"I believe the people of Alabama have a real choice this time. They can vote for a conservative who wants to go to work every day and keep their prices down," she said. "Their other choice is someone who wants to sit on the sidelines and draw a paycheck."
Cavanaugh, a longtime worker in GOP politics, was elected chair of the Alabama Republican Party in 2005, making her the first woman to lead the state party.
Baxley, the ex-wife of former Lt. Gov. Bill Baxley, served two terms as state treasurer before becoming the first woman elected lieutenant governor in Alabama in 2002. She lost the 2006 race for governor and then made a comeback with the PSC presidency in 2010.
Cavanaugh sits beside Baxley when the state's utility regulatory board meets each month, and her vote counts as much as Baxley's. But she wants to slide over one seat, which would allow her to preside at meetings and give her a more prominent platform to speak out on issues.
She said she will use it to step up her criticism of the Environmental Protection Agency.
"They are doing their best to put our most abundant resource, which is coal, out of business. If Obama and the current EPA were able to get their way, they'd have it out of business and drive up our costs in Alabama," she said.

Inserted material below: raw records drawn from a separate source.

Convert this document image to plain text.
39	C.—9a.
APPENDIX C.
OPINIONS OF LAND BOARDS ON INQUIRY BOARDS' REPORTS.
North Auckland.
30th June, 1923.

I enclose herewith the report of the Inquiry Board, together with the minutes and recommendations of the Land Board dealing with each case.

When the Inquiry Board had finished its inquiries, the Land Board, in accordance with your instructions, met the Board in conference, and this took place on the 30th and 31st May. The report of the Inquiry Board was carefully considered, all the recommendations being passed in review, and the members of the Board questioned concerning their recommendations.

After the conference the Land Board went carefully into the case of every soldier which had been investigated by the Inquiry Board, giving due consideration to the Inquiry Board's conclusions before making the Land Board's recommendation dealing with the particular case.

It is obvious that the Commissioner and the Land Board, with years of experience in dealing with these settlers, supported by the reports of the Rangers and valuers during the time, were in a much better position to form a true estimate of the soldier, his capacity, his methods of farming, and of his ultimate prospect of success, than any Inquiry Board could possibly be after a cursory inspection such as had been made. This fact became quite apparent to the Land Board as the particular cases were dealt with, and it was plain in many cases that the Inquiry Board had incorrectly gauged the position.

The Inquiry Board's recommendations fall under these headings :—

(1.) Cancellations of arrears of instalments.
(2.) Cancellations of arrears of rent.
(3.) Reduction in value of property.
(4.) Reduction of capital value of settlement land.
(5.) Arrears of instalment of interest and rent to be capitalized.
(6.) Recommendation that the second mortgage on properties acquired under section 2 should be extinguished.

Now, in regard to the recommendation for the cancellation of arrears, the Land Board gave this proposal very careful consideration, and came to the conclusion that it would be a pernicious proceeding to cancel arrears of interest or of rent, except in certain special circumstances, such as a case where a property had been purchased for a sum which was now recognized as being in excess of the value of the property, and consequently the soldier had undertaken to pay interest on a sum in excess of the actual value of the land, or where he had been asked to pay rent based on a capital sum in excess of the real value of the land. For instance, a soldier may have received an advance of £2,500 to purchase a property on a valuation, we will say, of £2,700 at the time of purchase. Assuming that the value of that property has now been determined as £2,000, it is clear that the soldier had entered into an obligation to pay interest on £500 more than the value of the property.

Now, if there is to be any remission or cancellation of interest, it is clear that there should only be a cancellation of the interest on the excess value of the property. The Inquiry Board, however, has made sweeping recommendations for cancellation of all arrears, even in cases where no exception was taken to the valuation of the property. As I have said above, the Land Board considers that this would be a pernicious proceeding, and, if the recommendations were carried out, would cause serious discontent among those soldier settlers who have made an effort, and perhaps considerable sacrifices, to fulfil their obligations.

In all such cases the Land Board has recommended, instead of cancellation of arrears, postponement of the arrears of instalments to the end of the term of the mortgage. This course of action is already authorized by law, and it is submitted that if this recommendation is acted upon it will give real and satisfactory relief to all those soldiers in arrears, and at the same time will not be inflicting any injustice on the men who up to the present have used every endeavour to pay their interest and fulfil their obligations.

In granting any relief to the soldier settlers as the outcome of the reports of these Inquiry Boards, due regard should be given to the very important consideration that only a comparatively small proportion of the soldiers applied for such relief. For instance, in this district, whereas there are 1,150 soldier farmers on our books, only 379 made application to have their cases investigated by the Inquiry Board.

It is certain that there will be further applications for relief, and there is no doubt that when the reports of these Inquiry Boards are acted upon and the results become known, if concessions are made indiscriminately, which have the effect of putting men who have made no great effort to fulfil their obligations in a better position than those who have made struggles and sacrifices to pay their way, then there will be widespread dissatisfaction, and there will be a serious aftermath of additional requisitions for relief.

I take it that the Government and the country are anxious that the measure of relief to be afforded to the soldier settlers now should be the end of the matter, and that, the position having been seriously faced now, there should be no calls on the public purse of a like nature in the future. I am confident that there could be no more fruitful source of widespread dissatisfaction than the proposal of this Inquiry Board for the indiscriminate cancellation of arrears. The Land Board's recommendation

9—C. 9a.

Both talk about rate reductions that have occurred during their service. Baxley touts a Consumer's Bill of Rights implemented at the start of her term, and Cavanaugh points to an ethics policy enacted at the start of her term.
For Baxley, though, the campaign is about a long record that she's not ready to end.
"People know me because I've been in office all these years and they've never heard a hint of misdoings. That helps me a lot because people are saying we need a few good people we can believe in," she said.